The Slippery Slope Is A Water Slide ~ Polygamy and the Court

  • Yes, really. While the Supreme Court and the rest of us are all focused on the human right of marriage equality, let’s not forget that the fight doesn’t end with same-sex marriage. We need to legalize polygamy, too. Legalized polygamy in the United States is the constitutional, feminist, and sex-positive choice. More importantly, it would actually help protect, empower, and strengthen women, children, and families. ~ (Slate)
  • Although the majority randomly inserts the adjective “two” in various places, it offers no reason at all why the two-person element of the core definition of marriage may be preserved while the man-woman element may not. Indeed, from the standpoint of history and tradition, a leap from opposite-sex marriage to same-sex marriage is much greater than one from a two-person union to plural unions, which have deep roots in some cultures around the world. If the majority is willing to take the big leap, it is hard to see how it can say no to the shorter one. It is striking how much of the majority’s reasoning would apply with equal force to the claim of a fundamental right to plural marriage. ~ (Justice John Roberts, via HotAir)

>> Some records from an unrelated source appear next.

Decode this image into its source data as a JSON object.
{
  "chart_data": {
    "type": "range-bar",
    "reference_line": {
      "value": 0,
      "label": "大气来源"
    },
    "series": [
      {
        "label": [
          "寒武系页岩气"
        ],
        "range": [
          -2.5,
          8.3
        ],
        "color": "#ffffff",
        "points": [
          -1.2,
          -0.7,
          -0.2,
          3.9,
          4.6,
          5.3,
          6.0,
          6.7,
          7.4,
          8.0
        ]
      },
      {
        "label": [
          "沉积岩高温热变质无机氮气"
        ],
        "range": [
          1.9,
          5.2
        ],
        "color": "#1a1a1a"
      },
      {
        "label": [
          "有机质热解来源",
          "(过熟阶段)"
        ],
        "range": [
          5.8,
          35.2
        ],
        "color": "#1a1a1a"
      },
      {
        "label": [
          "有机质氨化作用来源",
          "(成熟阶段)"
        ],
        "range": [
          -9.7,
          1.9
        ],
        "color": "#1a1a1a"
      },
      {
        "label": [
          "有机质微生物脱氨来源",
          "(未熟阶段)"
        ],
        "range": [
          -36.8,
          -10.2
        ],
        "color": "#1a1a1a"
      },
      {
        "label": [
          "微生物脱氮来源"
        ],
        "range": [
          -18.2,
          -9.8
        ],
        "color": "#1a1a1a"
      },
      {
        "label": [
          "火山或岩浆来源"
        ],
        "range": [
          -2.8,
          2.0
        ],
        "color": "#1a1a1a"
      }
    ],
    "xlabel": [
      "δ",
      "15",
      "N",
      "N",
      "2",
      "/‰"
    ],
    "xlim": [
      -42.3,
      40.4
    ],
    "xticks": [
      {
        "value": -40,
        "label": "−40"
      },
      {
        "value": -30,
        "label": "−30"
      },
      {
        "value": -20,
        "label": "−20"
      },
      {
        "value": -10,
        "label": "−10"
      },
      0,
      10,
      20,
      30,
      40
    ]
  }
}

 Anything goes… s-o-o we will have temples for prostitutes in the service of the pagan gods? Christianity stopped women from being chattel, created monogamous marriages as it came to influence government… which created the safest environment for offspring to be raised in. But people who say they are for protecting women are reverting to pagan ideas that will created chattel out of women, as I clearly show.

(Gay Patriot h/t) Hours After Gay Marriage Ruling, Politico Op-Ed Calls for Legalized Polygamy

Man, that slope was slippier than it looked.

Just hours after the Supreme Court ruled that gay marriage must be the law of land, Politico ran an op-ed calling for the full legalization of polygamy. Indiana doctoral student Frederick DeBoer argues that “the moral reasoning behind society’s rejection of polygamy remains just as uncomfortable and legally weak as same-sex marriage opposition was until recently.”

“Now that we’ve defined that love and devotion and family isn’t driven by gender alone, why should it be limited to just two individuals?” he writes. “The most natural advance next for marriage lies in legalized polygamy—yet many of the same people who pressed for marriage equality for gay couples oppose it.”

DeBoer agrees with Chief Justice John Roberts that the reasoning in Obergefell v. Hodges could just as easily apply to polygamous marriages as gay marriages. He notes that now that child-rearing has been rejected as the rationale for marriage, traditional arguments against polygamy have been weakened….

HotAir gets into the mix with liberal douche Sally Kohn:

Now that the courts have made a near-sweep on same-sex marriage, Sally Kohn wonders why polygamy should be any different:

Back in the early days of the lesbian, gay, bisexual and transgender movement’s push for marriage equality, this slippery slope to polygamy was pragmatically taboo. After all, arguments about gay marriage leading to polygamy were lobbed almost entirely with the purpose of derailing the gay rights agenda. And there was also something inherently offensive about making the connection, along the same lines of suggesting that gay marriage would lead to people marrying goats. …

[P]olygamy, as it generally is practiced in the United States, is a predominantly heterosexual enterprise—like heterosexuality (or the male ideal of heterosexuality) on steroids. After all, while the percentage of married women who have affairs has risen in recent decades, married men still do most of the cheating. Conservatives concerned about the high rate of divorce in America should stop blaming gay marriage but instead heterosexual infidelity—a prime culprit in 55 percent of divorces.

If couples want to bring cheating out of the deceitful shadows and instead incorporate it openly into their relationship—plus have more hands on deck for kids and more earners in the household in a tough economy—who are we to judge?